Am letzten Sonntag öffneten niedersachsenweit über 70 landwirtschaftliche Betriebe ihre Hoftore, um Besuchern einen Einblick in die Vielfalt und Leistungsfähigkeit der Landwirtschaft zu geben. In Schneeheide machten gleich sechs Betriebe beim ‚Tag des offenen Hofes‘ mit. CDU-Landtagskandidat Henrik Rump hielt in seiner Funktion als stellvertretender Vorsitzender des Landvolks die Eröffnungsrede und konnte als Ehrengäste unter anderem Ministerpräsident Stephan Weil, den Vizepräsidenten des Landvolks Niedersachsen Jörn Ehlers sowie den Staatssekretär im Landwirtschaftsministerium Prof. Ludwig Theuvsen auf dem Hof der Familie Brandt begrüßen.

Rump unterstrich in seiner Rede den hohen Stellenwert von Aktionen wie dem ‚Tag des offenen Hofes‘: „Viele Menschen kennen die Landwirtschaft nur noch aus dem Fernsehen. Die Kinder kennen sie vom Pixi Buch oder der Milka Schokolade. Dies spiegelt aber nicht die Realität wider. Umso wichtiger ist es, dass wir solche Tage nutzen um Verbraucheraufklärung zu betreiben.“  Mit dem ‚Tag des offenen Hofes‘ wolle man zeigen, wie Landwirtschaft wirklich ist: modern, hoch technisiert, umweltschonend und innovativ, machte der stv. Landrat deutlich. Bereits zum 13. Mal konnten die Besucher und Besucherinnen einen Blick hinter Stall- und Hoftüren werfen, mit den Landwirten ins Gespräch kommen und sich dabei über die vielseitige Arbeit informieren. 
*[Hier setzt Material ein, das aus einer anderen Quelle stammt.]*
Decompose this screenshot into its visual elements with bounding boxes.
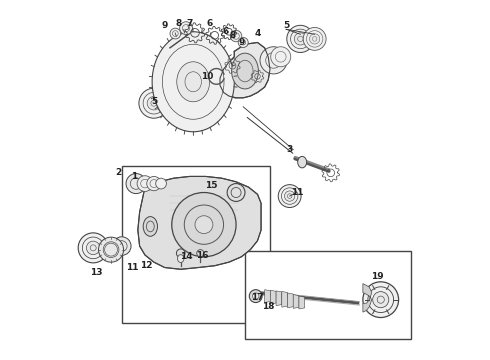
Ellipse shape (298, 157, 307, 168)
Circle shape (278, 185, 301, 207)
Ellipse shape (177, 62, 210, 102)
Polygon shape (293, 294, 299, 309)
Circle shape (137, 176, 153, 192)
Circle shape (310, 34, 320, 44)
Polygon shape (288, 293, 293, 308)
Polygon shape (276, 291, 282, 306)
Circle shape (373, 292, 389, 308)
Circle shape (156, 178, 167, 189)
Circle shape (303, 27, 326, 50)
Text: 17: 17 (251, 293, 264, 302)
Text: 6: 6 (206, 19, 212, 28)
Ellipse shape (152, 32, 234, 132)
Polygon shape (220, 42, 270, 98)
Text: 11: 11 (126, 263, 139, 272)
Polygon shape (282, 292, 288, 307)
Text: 10: 10 (201, 72, 214, 81)
Text: 13: 13 (91, 268, 103, 277)
Circle shape (230, 30, 242, 42)
Text: 12: 12 (141, 261, 153, 270)
Circle shape (170, 28, 181, 39)
Polygon shape (265, 290, 270, 302)
Circle shape (139, 88, 169, 118)
Circle shape (238, 37, 248, 48)
Text: 7: 7 (186, 19, 193, 28)
Polygon shape (299, 296, 305, 309)
Text: 5: 5 (283, 21, 289, 30)
Circle shape (285, 191, 295, 201)
Circle shape (78, 233, 108, 263)
Circle shape (172, 193, 236, 257)
Circle shape (363, 282, 398, 318)
Text: 16: 16 (196, 251, 208, 260)
Circle shape (126, 174, 146, 194)
Circle shape (287, 25, 314, 53)
Circle shape (197, 249, 204, 257)
Circle shape (195, 216, 213, 234)
Circle shape (252, 293, 259, 299)
Bar (245, 251, 411, 339)
Circle shape (294, 33, 306, 45)
Text: 11: 11 (291, 188, 303, 197)
Text: 6: 6 (222, 27, 228, 36)
Text: 4: 4 (254, 29, 261, 38)
Text: 18: 18 (262, 302, 274, 311)
Circle shape (249, 290, 262, 302)
Ellipse shape (232, 53, 258, 89)
Circle shape (163, 98, 173, 108)
Circle shape (260, 47, 287, 74)
Circle shape (98, 237, 123, 262)
Circle shape (86, 241, 100, 255)
Text: 14: 14 (180, 252, 193, 261)
Polygon shape (363, 284, 372, 312)
Text: 9: 9 (238, 38, 245, 47)
Ellipse shape (143, 217, 157, 236)
Circle shape (180, 22, 193, 35)
Circle shape (113, 237, 131, 255)
Bar (122, 166, 270, 323)
Circle shape (176, 249, 185, 257)
Polygon shape (270, 290, 276, 304)
Circle shape (227, 184, 245, 202)
Polygon shape (138, 176, 261, 269)
Ellipse shape (177, 255, 184, 262)
Text: 9: 9 (161, 21, 168, 30)
Text: 5: 5 (151, 97, 157, 106)
Circle shape (270, 47, 291, 67)
Text: 8: 8 (176, 19, 182, 28)
Text: 8: 8 (229, 31, 236, 40)
Circle shape (147, 96, 161, 110)
Circle shape (147, 176, 161, 191)
Text: 2: 2 (115, 168, 122, 177)
Circle shape (157, 92, 180, 114)
Text: 3: 3 (287, 145, 293, 154)
Text: 19: 19 (371, 272, 384, 281)
Text: 15: 15 (205, 181, 217, 190)
Text: 1: 1 (131, 172, 137, 181)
Der Aktionstag, so Henrik Rump, trage auch dazu bei, die Öffentlichkeit über verantwortungsvolle Tierhaltung, umweltschonenden Pflanzenbau und die hohen Produktionsstandards zu informieren. Rump, der selbst einen landwirtschaftlichen Betrieb führt, wies allerdings auch darauf hin, dass all das nicht darüber hinwegtäuschen dürfe, dass viele Betriebe jeden Tag ums Überleben kämpfen müssten: „Preisdruck, nicht mehr zu bezahlende Energie-, Diesel-, Düngerkosten und überbordende Bürokratie bringen viele Betriebe in Bedrängnis.“ In diesen unsicheren Zeiten sei es wichtiger denn je, dass die Politik handle und verlässlich sei. Ziele und Vorgaben müssen besser aufeinander abgestimmt sein. Es dürfe keine Verhinderungspolitik gegen die Weiterentwicklung der Landwirtschaftsbetriebe geben. So dürfe Baurecht nicht die Entwicklung von mehr Tierwohl hemmen. Vorschriften zum Klima- und Artenschutz müssen realistisch und umsetzbar gestaltet werden. Dazu gehöre auch eine neue Wertschätzung der Lebensmittel. „Gute Lebensmittel haben ihren Preis. Nur wer weiß, mit welchem Engagement die Landwirte ihre Höfe führen, kann Vertrauen in unsere heimischen Produkte haben und diese wertschätzen“, so Rump abschließend.